The test item (CAS number 81457 -65 -0) was assessed in a nucleus anomaly test (BASF AG, 1982; equivalent to OECD 474) for its potential to induce clastogenic effects in the bone marrow of the Chinese hamster. The test item, dissolved in peanut oil, was administered orally to 3 Chinese hamsters/sex at dose levels of 116, 234 or 468 mg/kg bw once a day for 2 days. The post exposure period was 24 hours. Cyclophophamide was used as positive control of 128 mg/kg bw. After sacrifice, bone marrow cells were harvested, mixed and transferred on slides. 1000 bone marrow cells each were scored per animal and the following anomalies were registered: single jolly bodies, fragments of nuclei in erythrocytes, micronuclei in erythroblasts, micronuclei in leucopoietic cells and polyploid cells. In all dosage groups the percentage of cells displaying anomalies of nuclei did not differ significantly from the negative control. The positive control yielded a significant increase of the percentage of cells with anomalies. In conclusion of this experiment, no evidence of mutagenic effects was obtained in Chinese hamsters treated with the test substance.

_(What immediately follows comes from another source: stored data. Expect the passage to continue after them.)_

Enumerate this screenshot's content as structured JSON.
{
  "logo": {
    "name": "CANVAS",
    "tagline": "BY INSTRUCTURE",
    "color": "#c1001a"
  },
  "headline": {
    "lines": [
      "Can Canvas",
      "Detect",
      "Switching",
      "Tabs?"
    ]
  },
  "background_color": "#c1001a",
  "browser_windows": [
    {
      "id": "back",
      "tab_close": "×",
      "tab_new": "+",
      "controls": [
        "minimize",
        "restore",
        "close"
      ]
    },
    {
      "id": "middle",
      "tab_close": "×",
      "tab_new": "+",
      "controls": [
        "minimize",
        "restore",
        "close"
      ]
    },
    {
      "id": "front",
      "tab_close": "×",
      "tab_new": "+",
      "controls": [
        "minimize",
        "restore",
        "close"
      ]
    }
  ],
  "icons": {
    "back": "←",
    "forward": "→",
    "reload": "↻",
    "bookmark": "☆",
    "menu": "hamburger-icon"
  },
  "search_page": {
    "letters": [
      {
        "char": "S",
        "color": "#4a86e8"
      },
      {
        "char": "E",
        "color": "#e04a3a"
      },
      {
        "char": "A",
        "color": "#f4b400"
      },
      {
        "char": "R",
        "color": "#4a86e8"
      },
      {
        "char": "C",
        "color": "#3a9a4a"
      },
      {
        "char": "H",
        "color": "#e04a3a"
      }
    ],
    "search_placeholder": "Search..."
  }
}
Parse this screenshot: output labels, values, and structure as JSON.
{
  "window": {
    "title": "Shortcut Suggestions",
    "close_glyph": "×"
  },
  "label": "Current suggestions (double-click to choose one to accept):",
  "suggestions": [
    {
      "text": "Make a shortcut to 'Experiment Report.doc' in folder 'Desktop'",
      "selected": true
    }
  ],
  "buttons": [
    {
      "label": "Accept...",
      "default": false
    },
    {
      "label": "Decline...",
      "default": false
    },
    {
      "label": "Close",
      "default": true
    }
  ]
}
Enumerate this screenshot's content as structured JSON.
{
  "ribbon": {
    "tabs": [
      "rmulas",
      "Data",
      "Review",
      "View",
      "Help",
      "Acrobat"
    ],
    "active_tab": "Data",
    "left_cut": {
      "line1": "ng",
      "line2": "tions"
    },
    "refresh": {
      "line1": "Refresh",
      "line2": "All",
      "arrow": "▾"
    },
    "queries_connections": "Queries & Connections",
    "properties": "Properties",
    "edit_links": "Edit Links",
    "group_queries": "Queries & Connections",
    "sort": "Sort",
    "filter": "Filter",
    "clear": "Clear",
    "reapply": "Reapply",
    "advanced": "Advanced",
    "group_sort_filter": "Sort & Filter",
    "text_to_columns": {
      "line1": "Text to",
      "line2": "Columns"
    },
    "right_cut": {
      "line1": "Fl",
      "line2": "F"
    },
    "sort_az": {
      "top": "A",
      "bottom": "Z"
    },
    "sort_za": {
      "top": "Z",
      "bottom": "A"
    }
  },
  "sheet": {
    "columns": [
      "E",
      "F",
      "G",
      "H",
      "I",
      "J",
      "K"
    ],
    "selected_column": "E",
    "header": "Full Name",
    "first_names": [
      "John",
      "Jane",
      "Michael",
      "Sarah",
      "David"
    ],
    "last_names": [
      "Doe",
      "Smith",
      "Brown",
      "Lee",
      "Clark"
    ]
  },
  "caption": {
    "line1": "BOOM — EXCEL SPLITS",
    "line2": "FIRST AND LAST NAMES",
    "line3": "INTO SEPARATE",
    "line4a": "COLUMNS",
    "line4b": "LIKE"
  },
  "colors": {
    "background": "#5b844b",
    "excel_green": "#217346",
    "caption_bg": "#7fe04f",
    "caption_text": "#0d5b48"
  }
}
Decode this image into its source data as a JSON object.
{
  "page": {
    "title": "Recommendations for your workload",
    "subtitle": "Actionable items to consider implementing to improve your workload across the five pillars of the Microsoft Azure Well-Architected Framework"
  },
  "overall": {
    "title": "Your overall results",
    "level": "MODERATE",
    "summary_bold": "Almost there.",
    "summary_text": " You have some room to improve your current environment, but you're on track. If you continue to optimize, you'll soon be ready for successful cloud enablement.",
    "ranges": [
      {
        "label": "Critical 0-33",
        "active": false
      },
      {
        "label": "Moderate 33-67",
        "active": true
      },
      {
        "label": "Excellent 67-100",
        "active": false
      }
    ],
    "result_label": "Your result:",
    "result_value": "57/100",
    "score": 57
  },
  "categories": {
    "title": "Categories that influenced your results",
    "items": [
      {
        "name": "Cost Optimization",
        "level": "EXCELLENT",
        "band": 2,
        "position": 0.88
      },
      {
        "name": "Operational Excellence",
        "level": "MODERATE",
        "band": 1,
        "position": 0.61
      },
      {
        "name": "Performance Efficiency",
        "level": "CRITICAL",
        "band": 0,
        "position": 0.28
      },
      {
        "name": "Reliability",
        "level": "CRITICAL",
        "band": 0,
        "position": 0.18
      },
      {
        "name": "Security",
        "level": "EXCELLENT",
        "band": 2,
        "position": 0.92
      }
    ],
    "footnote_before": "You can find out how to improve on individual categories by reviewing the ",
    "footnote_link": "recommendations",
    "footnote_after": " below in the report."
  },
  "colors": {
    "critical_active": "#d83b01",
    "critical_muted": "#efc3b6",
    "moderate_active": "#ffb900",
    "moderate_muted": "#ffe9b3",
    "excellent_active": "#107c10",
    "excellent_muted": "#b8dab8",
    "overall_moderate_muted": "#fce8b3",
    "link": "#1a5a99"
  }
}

Justification for selection of genetic toxicity endpoint
Two in vitro tests (Ames test, HPRT assay) and one in vivo test (micronucleus test) are used for assessment of genotoxicity. Since an in vivo mammalian erythrocyte micronucleus test is available no test on cytogenicity on mammalian cells in vitro has to be conducted. In a read across assessment the reliable data of the CAS number 75247-18-6 (HPRT assay) and CAS number 81457-65-0 (in vivo mammalian erythrocyte micronucleus test) was used . For detail please refer to chaper 13 of the IULCID, Assessment reports.

Short description of key information:
The absence of a mutagenic potential was demonstrated for gene mutations in bacteria (Ames test, target chemical) and in mammalian cells (HPRT assay, read across from CAS number 75247-18-6). A mammalian erythrocyte test with CAS number 81457-65-0 (read across) demonstrated the absence of clastogenicity in vivo.

Endpoint Conclusion: No adverse effect observed (negative)

Justification for classification or non-classification

Based on the results of the available genetic toxicity studies, the test item CAS number 28654 -73 -1 does not need to be subjected for classification and labelling for mutagenicity/germ cell mutagenicity according to Directive 67/548/EEC (DSD) and Regulation (EC) No 1272/2008(CLP).